The default limit is 32, and the maximum is 64. Any value higher than 32 results in slightly large (4 bytes) headers, leaving much less space for actual data in the packets.

The simulator pipeline stage

The SimulatorPipelineStage is meant to be used when testing your application. It allows you to simulate network conditions like packet loss, delay, and jitter. You can use this stage to know how a game might behave in a real-world environment.

You can configure the network conditions when creating a NetworkDriver:

var settings = new NetworkSettings();
maxPacketCount: 100,
mode: ApplyMode.AllPackets,
packetDelayMs: 50);

var driver = NetworkDriver.Create(settings);
var simulatorPipeline = driver.CreatePipeline(typeof(SimulatorPipelineStage));

The following list has some important parameters of the SimulatorPipelineStage.

  • maxPacketCount is the maximum number of simultaneously delayed packets.
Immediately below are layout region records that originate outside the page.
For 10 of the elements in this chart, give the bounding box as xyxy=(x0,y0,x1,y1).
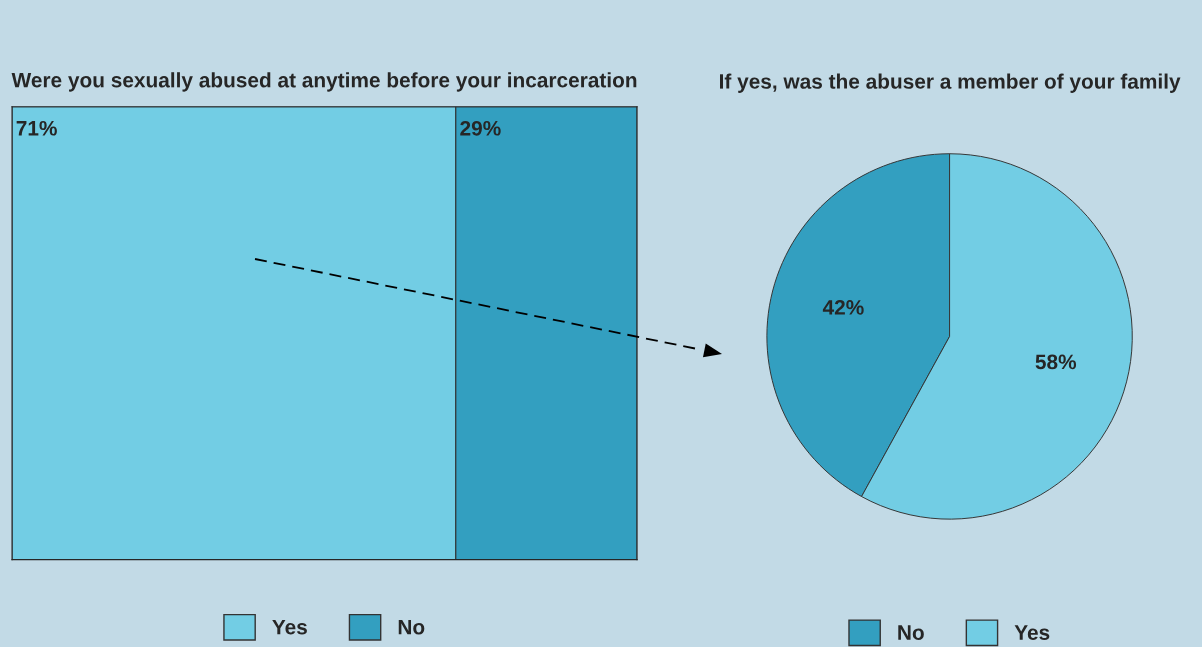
legend-label: Yes xyxy=(272,619,307,635)
chart-title: If yes, was the abuser a member of your family xyxy=(720,73,1181,93)
data-label: 71% xyxy=(16,120,57,136)
data-label: 29% xyxy=(460,120,501,136)
legend-label: No xyxy=(898,625,924,640)
chart-title: Were you sexually abused at anytime before your incarceration xyxy=(11,72,637,92)
data-label: 42% xyxy=(822,300,864,315)
legend-label: Yes xyxy=(1014,625,1050,640)
data-label: 58% xyxy=(1035,354,1077,370)
legend-label: No xyxy=(398,619,425,635)
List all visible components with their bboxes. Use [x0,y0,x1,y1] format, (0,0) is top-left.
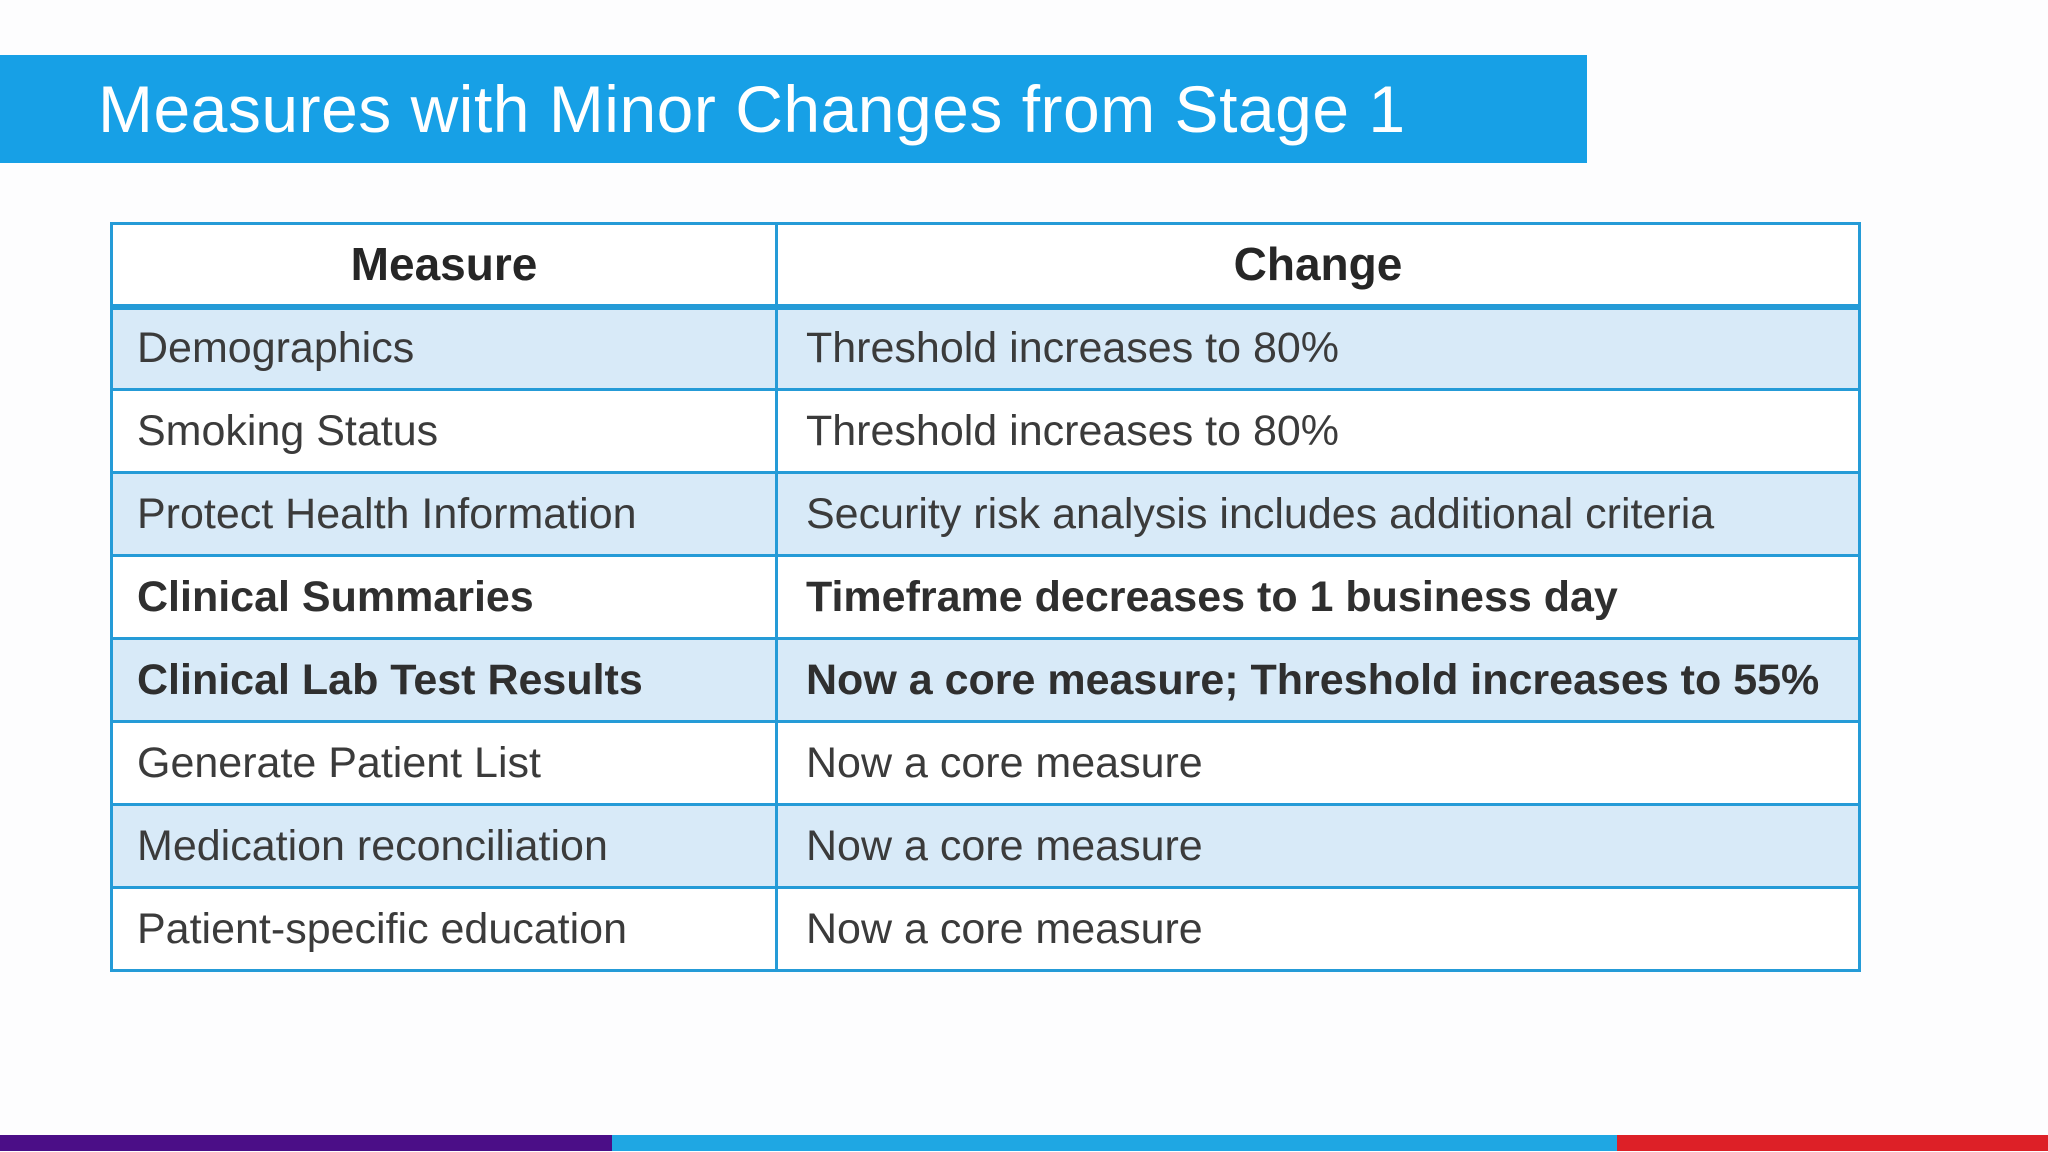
measures-table: Measure Change Demographics Threshold in… [110,222,1861,972]
measure-cell: Patient-specific education [110,886,778,972]
measure-cell: Medication reconciliation [110,803,778,889]
measure-cell: Protect Health Information [110,471,778,557]
measure-cell: Clinical Lab Test Results [110,637,778,723]
table-row: Clinical Summaries Timeframe decreases t… [110,554,1861,640]
change-cell: Now a core measure [775,803,1861,889]
column-header-measure: Measure [110,222,778,310]
footer-stripe [0,1135,2048,1151]
slide-title: Measures with Minor Changes from Stage 1 [98,72,1406,146]
table-body: Demographics Threshold increases to 80% … [110,305,1861,972]
change-cell: Security risk analysis includes addition… [775,471,1861,557]
change-cell: Threshold increases to 80% [775,388,1861,474]
change-cell: Now a core measure [775,720,1861,806]
table-row: Medication reconciliation Now a core mea… [110,803,1861,889]
measure-cell: Clinical Summaries [110,554,778,640]
change-cell: Now a core measure; Threshold increases … [775,637,1861,723]
measure-cell: Generate Patient List [110,720,778,806]
footer-stripe-red [1617,1135,2048,1151]
table-row: Patient-specific education Now a core me… [110,886,1861,972]
change-cell: Now a core measure [775,886,1861,972]
table-row: Generate Patient List Now a core measure [110,720,1861,806]
table-row: Demographics Threshold increases to 80% [110,305,1861,391]
footer-stripe-blue [612,1135,1617,1151]
change-cell: Threshold increases to 80% [775,305,1861,391]
column-header-change: Change [775,222,1861,310]
title-banner: Measures with Minor Changes from Stage 1 [0,55,1587,163]
change-cell: Timeframe decreases to 1 business day [775,554,1861,640]
measure-cell: Smoking Status [110,388,778,474]
table-row: Smoking Status Threshold increases to 80… [110,388,1861,474]
table-row: Protect Health Information Security risk… [110,471,1861,557]
table-header-row: Measure Change [110,222,1861,310]
measure-cell: Demographics [110,305,778,391]
table-row: Clinical Lab Test Results Now a core mea… [110,637,1861,723]
footer-stripe-purple [0,1135,612,1151]
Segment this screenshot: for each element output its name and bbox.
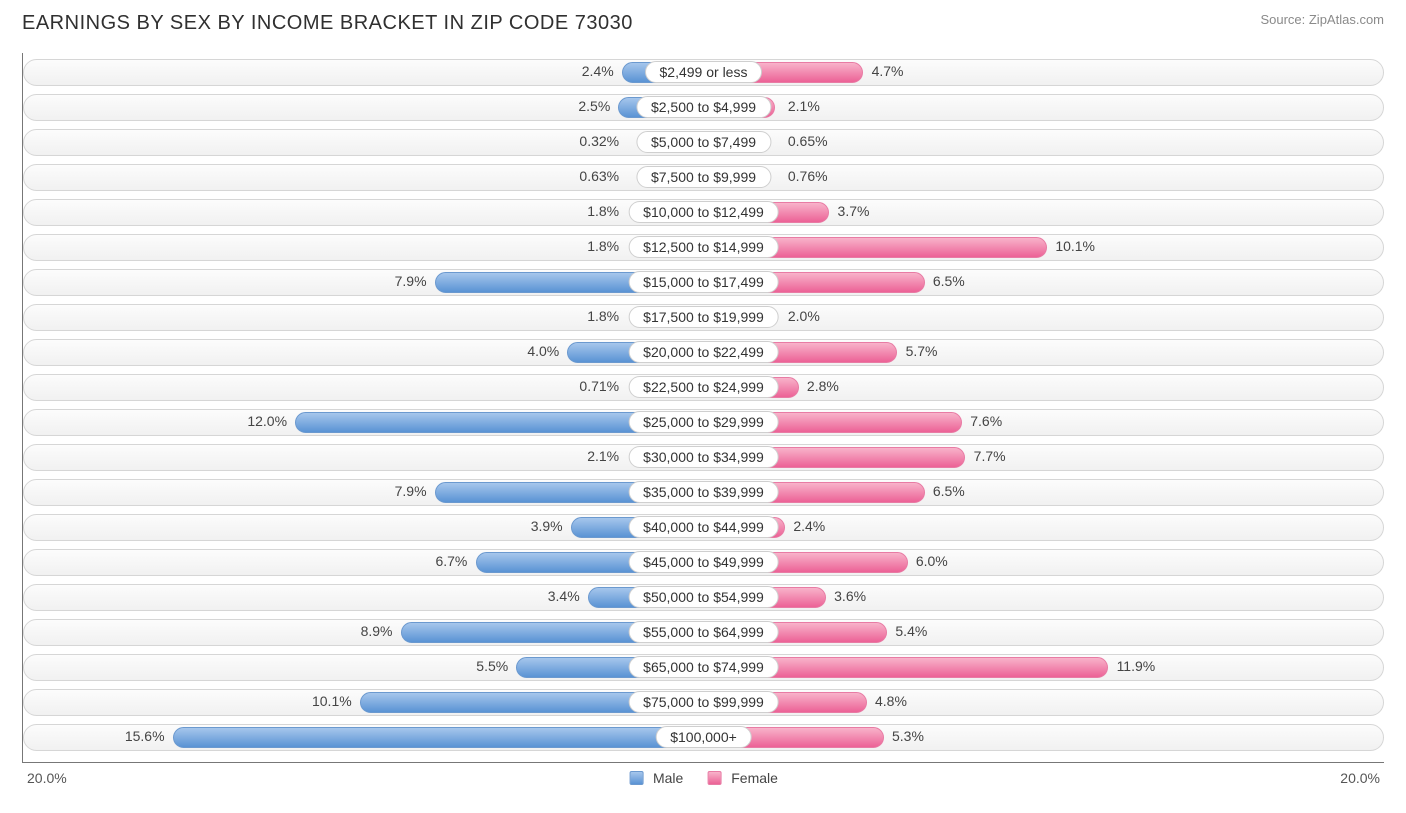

Past that, packets go through without any added delay.
  • mode In which direction the simulator should apply the network conditions (send, receive, or both).
  • packetDelayMs is the delay in milliseconds to apply to packets. Good values range between 20 (for a good broadband connection) and 200 (for a bad mobile connection).
  • packetJitterMs is the deviation around the packet delay in milliseconds. This value is typically half the packet delay or slightly less.
  • packetDropPercentage is the percentage of packets to drop. You should use values above 3, even for bad mobile connections.

SimulatorPipelineStage should normally be the last in the chain when creating a pipeline with multiple stages. Otherwise, packets might drop before other stages can process them (which isn't useful for a reliable pipeline, for example).